La rabieta de la niña que aparece cuando la luz está apagada



miércoles, 9 de febrero de 2011

El sonidito de ese grillo


Una meditación en el profundo silencio, sobre la suave almohada y refrescada por el viejo viento.



Un árbol, tambores, platillos, panderetas y cajones.

Un viejo loco, una banca, una harmónica, unas palabras, una sombra.

Música, moral, ética, sensaciones, conocimiento, cultura.

Colores, matices, sonidos, caras nuevas, vibraciones, ambientes.

Las nubes cubren la luna y aún sigo despierta.

El sol quema mis cortinas y aún sigo dormida.


Ideas, preguntas, dudas, ¿respuestas?

Diciembre, enero, febrero, marzo.

Camino, corro, me detengo.

Vivo, muero, ¿he muerto?




Ya me cansé. Mejor me voy a dormir.

martes, 8 de febrero de 2011

¿Puedo lamer el tazón?


Aquellos domingos de invierno, me acuerdo bien, eran en los cuales preparabas ese delicioso pie de limón. Vertías los ingredientes en esos tazones azules, que a pesar de los años siguen intactos y en el fondo de algún cajón. Licuabas, exprimías, abrías, cortabas; todo en la mesada blanca de la cocina de la casa de madera y mientras eso sucedía, yo esperaba atenta al tazón de la crema de limón, para que una vez vaciada la fórmula deliciosa sobre la galleta molida, sea yo quien gozara de lamer lo que quedó, pues si me dormida, era Claudio el que lo cogía. Una vez listo, todos los hermanos a la mesa corría por la disputa del primer pedazo de aquel pie de limón; sin embargo, ninguno de ellos resultaba el vencedor, pues la bisabuela, por ser la mayor era quien lo merecía. Siempre fue así, hasta que no necesité vigilar mi porción, pues fui yo junto a mamá, la única que en la casa quedó. Richie, en otro país se perdió, Pamela, embarazada quedó y Claudio pronto se casó. Fue así, que todo cambió, ya que la casa en edificio se convirtió y en verano de niños se llenó: Lucas y Lorenzo llegaron, Luciana y luego Matthew. Hijos de mis respectivos hermanos; los cuales amo, pero a veces no tanto, ya que en ese entonces, por ser tantos, el pedazo de pie, más chico quedó.



Nada de esa forma persistió, pues Claudio se divorció y Richie al siguiente verano no volvió, ya que Nícholas nació.
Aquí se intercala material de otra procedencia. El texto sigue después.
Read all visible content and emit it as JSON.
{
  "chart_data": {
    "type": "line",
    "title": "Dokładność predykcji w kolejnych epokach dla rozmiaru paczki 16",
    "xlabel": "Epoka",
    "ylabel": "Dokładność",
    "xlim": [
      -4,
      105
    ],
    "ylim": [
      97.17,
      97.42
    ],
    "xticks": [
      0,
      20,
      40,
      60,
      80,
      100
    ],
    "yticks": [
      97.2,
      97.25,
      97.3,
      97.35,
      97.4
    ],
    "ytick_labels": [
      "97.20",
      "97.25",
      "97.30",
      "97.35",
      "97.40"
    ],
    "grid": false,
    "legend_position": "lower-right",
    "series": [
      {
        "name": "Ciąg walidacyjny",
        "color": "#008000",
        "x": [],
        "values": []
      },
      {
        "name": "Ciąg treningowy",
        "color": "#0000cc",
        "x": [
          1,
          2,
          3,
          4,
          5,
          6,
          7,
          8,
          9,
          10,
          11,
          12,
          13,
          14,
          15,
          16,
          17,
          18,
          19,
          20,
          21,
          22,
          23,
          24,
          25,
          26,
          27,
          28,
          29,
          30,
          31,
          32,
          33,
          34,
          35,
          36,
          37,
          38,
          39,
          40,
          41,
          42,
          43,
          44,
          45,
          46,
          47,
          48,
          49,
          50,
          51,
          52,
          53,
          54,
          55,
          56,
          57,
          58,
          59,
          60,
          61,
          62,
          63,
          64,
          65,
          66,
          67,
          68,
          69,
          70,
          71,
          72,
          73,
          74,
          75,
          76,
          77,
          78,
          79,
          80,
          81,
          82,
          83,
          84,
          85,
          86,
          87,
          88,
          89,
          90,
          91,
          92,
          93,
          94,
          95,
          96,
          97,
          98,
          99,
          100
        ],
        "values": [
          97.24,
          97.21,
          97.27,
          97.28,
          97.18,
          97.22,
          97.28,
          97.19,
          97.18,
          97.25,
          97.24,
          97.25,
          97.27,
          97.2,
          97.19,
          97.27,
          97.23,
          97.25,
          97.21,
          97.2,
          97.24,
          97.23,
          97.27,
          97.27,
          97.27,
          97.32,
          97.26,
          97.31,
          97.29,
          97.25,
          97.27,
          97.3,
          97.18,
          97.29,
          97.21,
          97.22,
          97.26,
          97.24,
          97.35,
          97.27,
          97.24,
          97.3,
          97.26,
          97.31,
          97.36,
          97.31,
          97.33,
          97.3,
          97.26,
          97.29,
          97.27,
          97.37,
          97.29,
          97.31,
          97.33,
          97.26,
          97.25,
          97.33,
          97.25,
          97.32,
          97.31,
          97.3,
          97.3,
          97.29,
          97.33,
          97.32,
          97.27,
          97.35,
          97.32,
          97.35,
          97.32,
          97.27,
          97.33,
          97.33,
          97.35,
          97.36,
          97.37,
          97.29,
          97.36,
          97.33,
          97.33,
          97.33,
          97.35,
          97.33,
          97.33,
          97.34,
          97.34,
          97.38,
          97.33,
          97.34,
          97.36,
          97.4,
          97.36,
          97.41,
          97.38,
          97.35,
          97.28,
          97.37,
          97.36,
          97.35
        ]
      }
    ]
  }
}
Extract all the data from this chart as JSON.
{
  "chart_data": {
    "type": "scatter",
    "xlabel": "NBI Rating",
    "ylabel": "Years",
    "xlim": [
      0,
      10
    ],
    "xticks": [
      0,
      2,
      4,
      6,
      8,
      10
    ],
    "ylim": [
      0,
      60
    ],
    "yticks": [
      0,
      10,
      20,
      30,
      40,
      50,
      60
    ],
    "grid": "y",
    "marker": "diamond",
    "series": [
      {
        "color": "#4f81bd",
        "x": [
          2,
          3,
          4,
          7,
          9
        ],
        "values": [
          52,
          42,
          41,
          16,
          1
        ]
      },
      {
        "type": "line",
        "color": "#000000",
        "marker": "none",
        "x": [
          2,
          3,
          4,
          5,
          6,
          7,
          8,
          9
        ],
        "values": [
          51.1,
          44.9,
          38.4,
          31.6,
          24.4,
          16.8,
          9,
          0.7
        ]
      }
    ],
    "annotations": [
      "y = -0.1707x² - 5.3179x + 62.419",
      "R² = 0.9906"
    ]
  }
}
Fue por eso que mi mamá y yo hicimos maletas y nos fuimos a conocer aquel niñito que nació. Ahí nos provocó un pie de limón, pero por no haber galletas de vainilla en aquel país de maravillas, el postre con hojuelas de maíz no muy rico salió. Así pronto regresamos. Los años pasaron, los niños crecieron (no mucho), la bisabuela murió, la abuela se mudó, el tío jodió, mi mamá se enfermó; el colegio terminarlo me costó; y finalmente, nuestra mami falleció y con la receta del pie y una lágrima en el corazón nos dejó.